Ingredients:
1 packet of West Peak Meats bacon pieces
¼ of a medium-sized cabbage – Roughly cut
25g dry white onion soup mix with 125 ml boiling water
Foil
Lemon pepper spice and salt
Smokey BBQ spice
6 white button mushrooms, sliced
1 finely chopped carrot
1 medium onion sliced
125g chopped sweet Italian peppers
A few garlic cloves
Method:
Place the West Peak Meats bacon pieces in a frying pan and cook the bacon partially. Remove from the heat and set aside.
Roughly cut up a ¼ of a medium-sized cabbage.
Mix 25g dry white onion soup mix with 125 ml boiling water.
Tear of about 40cm foil (4 sheets for 2 parcels).

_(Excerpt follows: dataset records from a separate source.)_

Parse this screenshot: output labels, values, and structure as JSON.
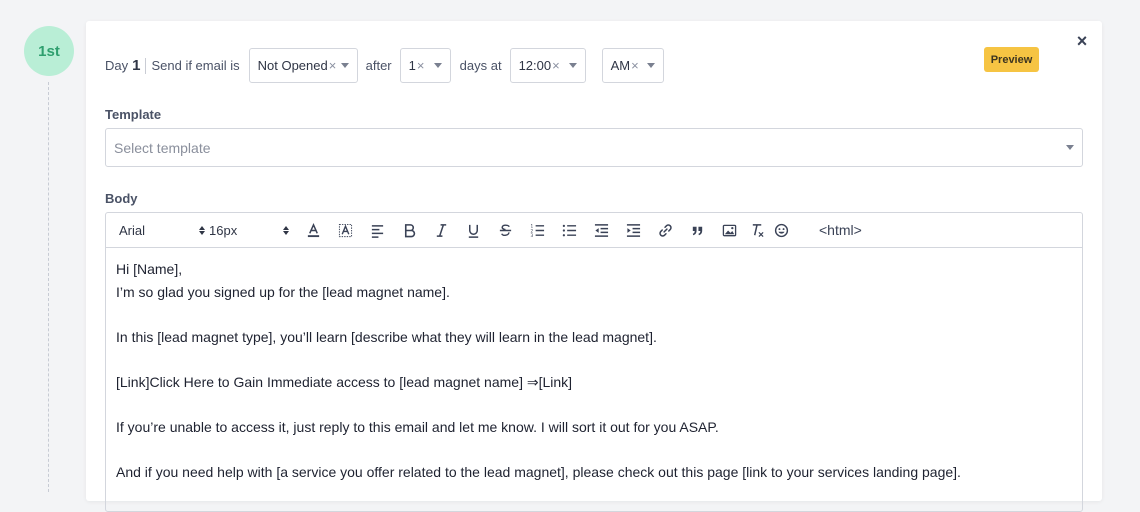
{
  "step": {
    "label": "1st"
  },
  "condition": {
    "day_label": "Day",
    "day_number": "1",
    "send_if_text": "Send if email is",
    "status_value": "Not Opened",
    "after_text": "after",
    "days_value": "1",
    "days_at_text": "days at",
    "time_value": "12:00",
    "ampm_value": "AM"
  },
  "preview_label": "Preview",
  "close_label": "×",
  "template": {
    "label": "Template",
    "placeholder": "Select template"
  },
  "body": {
    "label": "Body",
    "font_value": "Arial",
    "size_value": "16px",
    "html_label": "<html>",
    "lines": [
      "Hi [Name],",
      "I’m so glad you signed up for the [lead magnet name].",
      "",
      "In this [lead magnet type], you’ll learn [describe what they will learn in the lead magnet].",
      "",
      "[Link]Click Here to Gain Immediate access to [lead magnet name] ⇒[Link]",
      "",
      "If you’re unable to access it, just reply to this email and let me know. I will sort it out for you ASAP.",
      "",
      "And if you need help with [a service you offer related to the lead magnet], please check out this page [link to your services landing page]."
    ]
  },
  "colors": {
    "accent_green": "#b9eed6",
    "preview_yellow": "#f6c443",
    "border": "#d3d6dd"
  }
}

Place the cabbage in the middle of the foil and spread it out. Roll up the sides to ensure you have enough foil to close the parcel. Sprinkle with lemon pepper spice, smokey BBQ spice and salt. Add the mushrooms, carrots, onion; sweet Italian peppers, a few garlic cloves and the bacon. Pour the soup mix over everything and close the parcel and cover it with another layer of foil.
The above makes 2 parcels and serves about 6.
Pop the parcels onto your braai grid over medium heat and allow to cook for about 30 – 45 minutes or until the cabbage is cooked through and soft. Sprinkle with feta and serve.